Aufgrund des obig wiedergegebenen höchstgerichtlichen Erkenntnisses, an dessen Rechtsanschauung das BFG gebunden ist, war die Beschwerde gegen die Bescheide betreffend Umsatzsteuer 2000 bis 2002 als unbegründet abzuweisen.
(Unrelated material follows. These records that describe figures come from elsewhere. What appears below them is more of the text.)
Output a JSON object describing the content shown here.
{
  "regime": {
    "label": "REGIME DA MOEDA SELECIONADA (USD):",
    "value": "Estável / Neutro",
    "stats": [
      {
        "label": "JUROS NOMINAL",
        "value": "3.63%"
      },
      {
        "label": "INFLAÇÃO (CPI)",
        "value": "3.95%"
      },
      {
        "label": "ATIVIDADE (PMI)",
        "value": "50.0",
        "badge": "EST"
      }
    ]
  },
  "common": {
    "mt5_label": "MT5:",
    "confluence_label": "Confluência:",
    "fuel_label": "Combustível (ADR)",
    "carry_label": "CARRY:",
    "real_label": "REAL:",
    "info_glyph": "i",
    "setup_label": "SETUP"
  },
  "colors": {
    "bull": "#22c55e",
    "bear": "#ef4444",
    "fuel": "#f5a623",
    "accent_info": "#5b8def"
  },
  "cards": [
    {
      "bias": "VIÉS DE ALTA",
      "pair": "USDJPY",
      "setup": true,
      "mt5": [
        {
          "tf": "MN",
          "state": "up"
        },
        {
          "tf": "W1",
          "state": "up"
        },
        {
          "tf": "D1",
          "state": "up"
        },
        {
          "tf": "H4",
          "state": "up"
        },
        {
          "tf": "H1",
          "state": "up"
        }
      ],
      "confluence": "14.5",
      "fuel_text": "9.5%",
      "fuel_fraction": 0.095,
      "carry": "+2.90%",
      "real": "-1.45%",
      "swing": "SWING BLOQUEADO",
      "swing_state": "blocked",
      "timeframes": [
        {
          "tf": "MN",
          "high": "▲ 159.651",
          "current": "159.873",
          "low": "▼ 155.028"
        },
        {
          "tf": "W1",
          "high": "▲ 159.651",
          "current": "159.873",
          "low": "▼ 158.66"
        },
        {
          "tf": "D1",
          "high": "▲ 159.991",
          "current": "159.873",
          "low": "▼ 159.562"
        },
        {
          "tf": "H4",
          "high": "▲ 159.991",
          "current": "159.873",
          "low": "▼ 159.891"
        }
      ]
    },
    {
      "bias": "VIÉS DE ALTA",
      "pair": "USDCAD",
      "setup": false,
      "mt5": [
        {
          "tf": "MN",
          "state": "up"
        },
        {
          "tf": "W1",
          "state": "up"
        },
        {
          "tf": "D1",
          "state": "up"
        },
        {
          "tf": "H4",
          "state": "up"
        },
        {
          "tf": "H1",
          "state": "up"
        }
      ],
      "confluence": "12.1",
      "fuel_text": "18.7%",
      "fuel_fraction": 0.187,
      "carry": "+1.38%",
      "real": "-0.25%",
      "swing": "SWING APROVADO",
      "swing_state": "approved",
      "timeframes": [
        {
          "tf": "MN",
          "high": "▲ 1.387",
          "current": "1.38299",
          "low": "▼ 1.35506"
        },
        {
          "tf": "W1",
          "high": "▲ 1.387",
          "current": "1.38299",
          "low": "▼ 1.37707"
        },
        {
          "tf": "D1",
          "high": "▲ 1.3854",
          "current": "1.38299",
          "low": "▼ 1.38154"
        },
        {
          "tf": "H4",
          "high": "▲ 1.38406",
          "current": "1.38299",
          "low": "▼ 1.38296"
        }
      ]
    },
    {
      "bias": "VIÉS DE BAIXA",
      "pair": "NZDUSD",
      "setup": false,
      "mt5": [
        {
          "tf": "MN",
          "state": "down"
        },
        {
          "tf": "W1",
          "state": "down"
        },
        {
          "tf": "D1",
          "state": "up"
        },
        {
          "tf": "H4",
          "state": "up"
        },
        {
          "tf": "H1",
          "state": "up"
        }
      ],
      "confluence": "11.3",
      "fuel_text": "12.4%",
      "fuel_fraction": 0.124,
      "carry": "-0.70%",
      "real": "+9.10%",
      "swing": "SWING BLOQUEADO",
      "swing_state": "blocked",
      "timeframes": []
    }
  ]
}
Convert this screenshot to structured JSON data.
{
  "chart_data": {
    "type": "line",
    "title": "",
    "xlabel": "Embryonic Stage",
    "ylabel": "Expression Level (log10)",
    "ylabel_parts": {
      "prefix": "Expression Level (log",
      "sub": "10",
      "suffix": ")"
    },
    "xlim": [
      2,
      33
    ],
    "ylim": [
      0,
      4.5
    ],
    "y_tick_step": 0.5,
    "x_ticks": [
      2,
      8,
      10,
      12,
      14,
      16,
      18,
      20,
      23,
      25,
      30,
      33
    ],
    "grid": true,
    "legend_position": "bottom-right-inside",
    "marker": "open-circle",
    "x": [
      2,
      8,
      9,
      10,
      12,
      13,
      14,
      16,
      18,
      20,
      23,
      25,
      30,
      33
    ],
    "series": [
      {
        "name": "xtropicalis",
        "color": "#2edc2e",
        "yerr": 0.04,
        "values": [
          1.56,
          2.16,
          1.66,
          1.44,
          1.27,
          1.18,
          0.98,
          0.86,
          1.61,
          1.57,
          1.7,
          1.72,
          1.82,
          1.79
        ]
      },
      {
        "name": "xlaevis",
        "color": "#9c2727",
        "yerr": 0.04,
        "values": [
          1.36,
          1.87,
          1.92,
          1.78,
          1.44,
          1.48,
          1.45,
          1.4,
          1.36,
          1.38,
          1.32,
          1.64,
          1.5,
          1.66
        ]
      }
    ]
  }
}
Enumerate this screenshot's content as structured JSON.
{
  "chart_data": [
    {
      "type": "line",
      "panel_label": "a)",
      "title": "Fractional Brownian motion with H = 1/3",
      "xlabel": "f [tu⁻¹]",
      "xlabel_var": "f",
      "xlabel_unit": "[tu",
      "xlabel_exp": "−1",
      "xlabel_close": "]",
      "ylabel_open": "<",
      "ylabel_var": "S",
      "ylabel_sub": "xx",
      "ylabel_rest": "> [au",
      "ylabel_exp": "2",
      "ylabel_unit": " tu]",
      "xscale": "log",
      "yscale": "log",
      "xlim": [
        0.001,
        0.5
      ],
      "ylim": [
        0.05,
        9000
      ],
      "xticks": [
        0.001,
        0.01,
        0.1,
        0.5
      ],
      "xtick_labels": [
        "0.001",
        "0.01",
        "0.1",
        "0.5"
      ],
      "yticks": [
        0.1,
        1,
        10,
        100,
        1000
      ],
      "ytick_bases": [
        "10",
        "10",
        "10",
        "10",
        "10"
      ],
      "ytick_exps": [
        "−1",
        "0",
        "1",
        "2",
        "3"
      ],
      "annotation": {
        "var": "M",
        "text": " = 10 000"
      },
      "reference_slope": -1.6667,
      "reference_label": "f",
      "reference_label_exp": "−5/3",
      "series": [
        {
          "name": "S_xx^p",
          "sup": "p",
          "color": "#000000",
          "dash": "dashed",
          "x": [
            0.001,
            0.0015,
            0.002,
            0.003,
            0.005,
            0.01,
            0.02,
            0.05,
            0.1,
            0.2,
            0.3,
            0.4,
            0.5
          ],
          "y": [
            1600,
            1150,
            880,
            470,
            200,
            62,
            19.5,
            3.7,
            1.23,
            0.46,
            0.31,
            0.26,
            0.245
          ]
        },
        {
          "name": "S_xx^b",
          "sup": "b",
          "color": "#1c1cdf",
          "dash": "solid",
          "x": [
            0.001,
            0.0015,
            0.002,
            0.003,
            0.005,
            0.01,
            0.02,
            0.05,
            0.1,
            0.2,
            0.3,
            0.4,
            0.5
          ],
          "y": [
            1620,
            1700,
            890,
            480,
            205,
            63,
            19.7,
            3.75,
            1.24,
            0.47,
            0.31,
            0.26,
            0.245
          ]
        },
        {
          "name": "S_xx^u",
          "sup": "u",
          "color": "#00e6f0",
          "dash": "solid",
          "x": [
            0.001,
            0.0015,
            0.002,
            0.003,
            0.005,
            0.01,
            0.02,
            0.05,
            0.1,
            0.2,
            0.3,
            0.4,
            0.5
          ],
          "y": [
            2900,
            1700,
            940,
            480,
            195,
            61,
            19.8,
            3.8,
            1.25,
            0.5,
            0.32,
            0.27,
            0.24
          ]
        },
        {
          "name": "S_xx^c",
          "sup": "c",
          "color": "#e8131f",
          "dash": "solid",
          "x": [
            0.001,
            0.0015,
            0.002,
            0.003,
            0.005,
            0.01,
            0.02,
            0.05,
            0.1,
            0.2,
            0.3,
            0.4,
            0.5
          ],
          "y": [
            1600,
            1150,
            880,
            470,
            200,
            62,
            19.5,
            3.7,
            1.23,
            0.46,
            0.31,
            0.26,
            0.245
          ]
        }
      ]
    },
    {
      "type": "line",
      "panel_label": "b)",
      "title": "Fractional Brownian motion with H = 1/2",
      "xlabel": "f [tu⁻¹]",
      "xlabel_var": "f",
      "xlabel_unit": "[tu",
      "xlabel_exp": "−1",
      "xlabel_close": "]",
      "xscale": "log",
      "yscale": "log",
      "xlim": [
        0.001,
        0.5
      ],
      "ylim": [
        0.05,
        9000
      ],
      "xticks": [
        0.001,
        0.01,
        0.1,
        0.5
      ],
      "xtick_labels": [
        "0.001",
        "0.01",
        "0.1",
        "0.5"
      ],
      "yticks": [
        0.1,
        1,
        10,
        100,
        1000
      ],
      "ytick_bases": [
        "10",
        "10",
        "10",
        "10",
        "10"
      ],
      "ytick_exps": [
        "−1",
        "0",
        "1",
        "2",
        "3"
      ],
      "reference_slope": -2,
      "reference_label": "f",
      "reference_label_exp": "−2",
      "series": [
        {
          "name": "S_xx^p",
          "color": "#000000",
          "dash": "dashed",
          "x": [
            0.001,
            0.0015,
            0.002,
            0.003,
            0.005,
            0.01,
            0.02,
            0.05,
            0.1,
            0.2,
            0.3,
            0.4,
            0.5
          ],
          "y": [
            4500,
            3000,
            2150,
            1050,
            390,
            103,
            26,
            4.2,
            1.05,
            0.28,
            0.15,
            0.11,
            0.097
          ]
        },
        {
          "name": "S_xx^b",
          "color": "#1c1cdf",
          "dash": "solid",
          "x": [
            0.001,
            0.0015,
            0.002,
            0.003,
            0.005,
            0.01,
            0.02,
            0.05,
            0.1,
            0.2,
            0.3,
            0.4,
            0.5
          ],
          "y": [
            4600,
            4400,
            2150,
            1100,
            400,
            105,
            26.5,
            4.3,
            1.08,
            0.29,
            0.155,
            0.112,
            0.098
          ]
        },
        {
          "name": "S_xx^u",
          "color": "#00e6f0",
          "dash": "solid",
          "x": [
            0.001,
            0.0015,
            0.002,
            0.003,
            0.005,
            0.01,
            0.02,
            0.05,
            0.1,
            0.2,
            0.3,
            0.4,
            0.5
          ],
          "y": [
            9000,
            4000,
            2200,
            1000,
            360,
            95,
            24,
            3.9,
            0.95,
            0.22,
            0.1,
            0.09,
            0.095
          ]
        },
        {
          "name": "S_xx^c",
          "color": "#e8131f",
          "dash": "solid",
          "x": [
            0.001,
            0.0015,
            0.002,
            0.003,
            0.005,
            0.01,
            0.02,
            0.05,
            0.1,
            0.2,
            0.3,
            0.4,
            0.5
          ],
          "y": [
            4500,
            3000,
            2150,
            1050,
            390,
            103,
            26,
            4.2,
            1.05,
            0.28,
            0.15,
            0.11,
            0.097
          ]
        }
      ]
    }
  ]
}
Die angefochtenen Umsatzsteuerbescheide 2000 bis 2002 vom 28. März 2006 bleiben unverändert.

III. Zulässigkeit einer (ordentlichen) Revision:

Gemäß Art. 133 Abs. 4 B-VG ist gegen ein Erkenntnis des Verwaltungsgerichts die Revision zulässig, wenn sie von der Lösung einer Rechtsfrage abhängt, der grundsätzliche Bedeutung zukommt, insbesondere weil das Erkenntnis von der Rechtsprechung des Verwaltungsgerichtshofes abweicht, eine solche Rechtsprechung fehlt oder die zu lösende Rechtsfrage in der bisherigen Rechtsprechung des Verwaltungsgerichtshofes uneinheitlich beantwortet wird.

Die Rechtsfrage, ob dem Bf. als Gesellschafter einer Personenvereinigung für die dieser unentgeltlich zur Verfügung gestellten Gebäudeteile ein Vorsteuerabzug zusteht, wurde vom VwGH in seinem Erkenntnis vom 13. September 2018, Ra 2016/15/0036, geklärt. Daher sind die Voraussetzungen für die Zulassung einer ordentlichen Revision gemäß Art. 133 B-VG nicht gegeben.

Gesamthaft war somit spruchgemäß zu entscheiden.